On confessions

Forgive me Father, for I have sinned. It has been a lifetime since my last confession. I have been callous with my thoughts, and even more so with my actions. But what I am most ashamed of are my inactions. My inaptitude: to understand in time, to acknowledge the significance of absence in everything.

I spent three seasons thinking myself to death. I died repeatedly. I was born every time simply because I never stopped breathing. My damn heart proved itself indestructible. My mind did not. I still find pieces of it under the couch, inside my pillow, deep within my pockets, in between pages of my everyday life. I put them in a white, glass bowl. Every few days I pick them up, spread them out and try to put them into place. They are all mine. They were all me at some point. Even if they only crossed my mind but never stayed, they still belong to me. I am forever liable. I have to face them.

It is strange, what we consider to be ‘sinful’. It is relative. It is highly subjective. If the divine or the religious is extracted, a sin is still “any reprehensible or regrettable action, behavior, lapse, etc; great fault or offense.” It’s a sin to waste time, Dictionary.com states as an example…and I have wasted so much of it.
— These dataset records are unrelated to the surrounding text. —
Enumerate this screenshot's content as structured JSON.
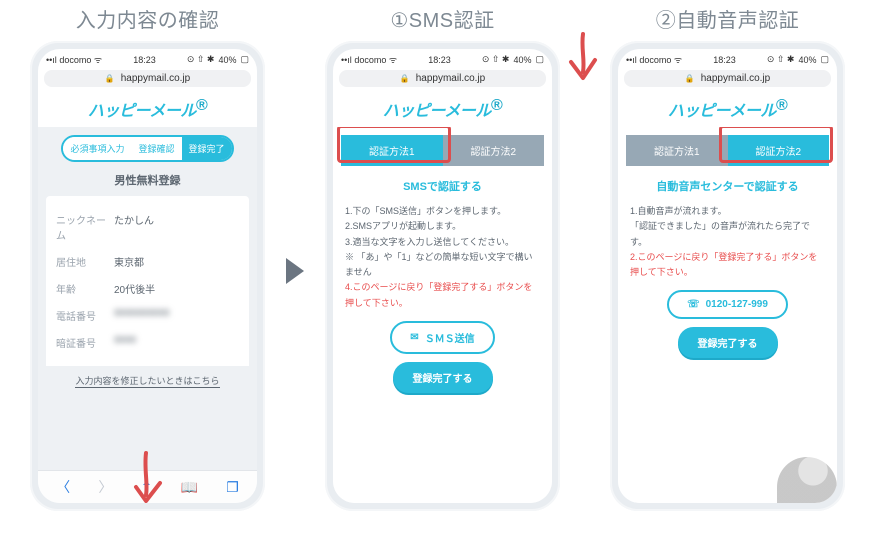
{
  "sections": {
    "s1_title": "入力内容の確認",
    "s2_title": "①SMS認証",
    "s3_title": "②自動音声認証"
  },
  "status": {
    "carrier": "docomo",
    "wifi": "ᯤ",
    "time": "18:23",
    "battery": "40%",
    "ind": "⊙ ⇧ ✱"
  },
  "browser": {
    "lock": "🔒",
    "host": "happymail.co.jp"
  },
  "logo": {
    "text": "ハッピーメール",
    "dot": "®"
  },
  "phone1": {
    "steps": [
      "必須事項入力",
      "登録確認",
      "登録完了"
    ],
    "step_active": 2,
    "heading": "男性無料登録",
    "fields": [
      {
        "k": "ニックネーム",
        "v": "たかしん",
        "blur": false
      },
      {
        "k": "居住地",
        "v": "東京都",
        "blur": false
      },
      {
        "k": "年齢",
        "v": "20代後半",
        "blur": false
      },
      {
        "k": "電話番号",
        "v": "0000000000",
        "blur": true
      },
      {
        "k": "暗証番号",
        "v": "0000",
        "blur": true
      }
    ],
    "edit_text": "入力内容を修正したいときはこちら",
    "safari": {
      "back": "〈",
      "fwd": "〉",
      "share": "⇧",
      "book": "📖",
      "tabs": "❐"
    }
  },
  "phone2": {
    "tabs": [
      "認証方法1",
      "認証方法2"
    ],
    "tab_active": 0,
    "heading": "SMSで認証する",
    "lines": [
      {
        "t": "1.下の「SMS送信」ボタンを押します。",
        "red": false
      },
      {
        "t": "2.SMSアプリが起動します。",
        "red": false
      },
      {
        "t": "3.適当な文字を入力し送信してください。",
        "red": false
      },
      {
        "t": "※ 「あ」や「1」などの簡単な短い文字で構いません",
        "red": false
      },
      {
        "t": "4.このページに戻り「登録完了する」ボタンを押して下さい。",
        "red": true
      }
    ],
    "btn_outline": "ＳＭＳ送信",
    "btn_outline_icon": "✉",
    "btn_fill": "登録完了する"
  },
  "phone3": {
    "tabs": [
      "認証方法1",
      "認証方法2"
    ],
    "tab_active": 1,
    "heading": "自動音声センターで認証する",
    "lines": [
      {
        "t": "1.自動音声が流れます。",
        "red": false
      },
      {
        "t": "「認証できました」の音声が流れたら完了です。",
        "red": false
      },
      {
        "t": "2.このページに戻り「登録完了する」ボタンを押して下さい。",
        "red": true
      }
    ],
    "btn_outline": "0120-127-999",
    "btn_outline_icon": "☏",
    "btn_fill": "登録完了する"
  }
}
I’ve had this conversation before, a million times. The range of excuses varies to an astounding degree. ‘People live as if they have a few more lives to waste,’ someone told me recently. ‘No,’ I replied. ‘Don’t you get it? Even if they had a thousand more, they’d still live it the same way.’ It shocked him. It shocked me too.

What if we were given a time machine? We’d all act the same, fearful of changing too much. The butterfly effect would once again render us static. You needn’t fear, though. Scientists have claimed that even if we do acquire the ability to travel in time, we will only be able to do so into the future.

Would you take a look, Father, if you could? I would rather not.

We’d rather be inactive for we cannot be judged. We’d rather be absent for we leave no trace. But just like silence, inertia is a choice; and we, as Sartre proclaimed, are our choices, Father.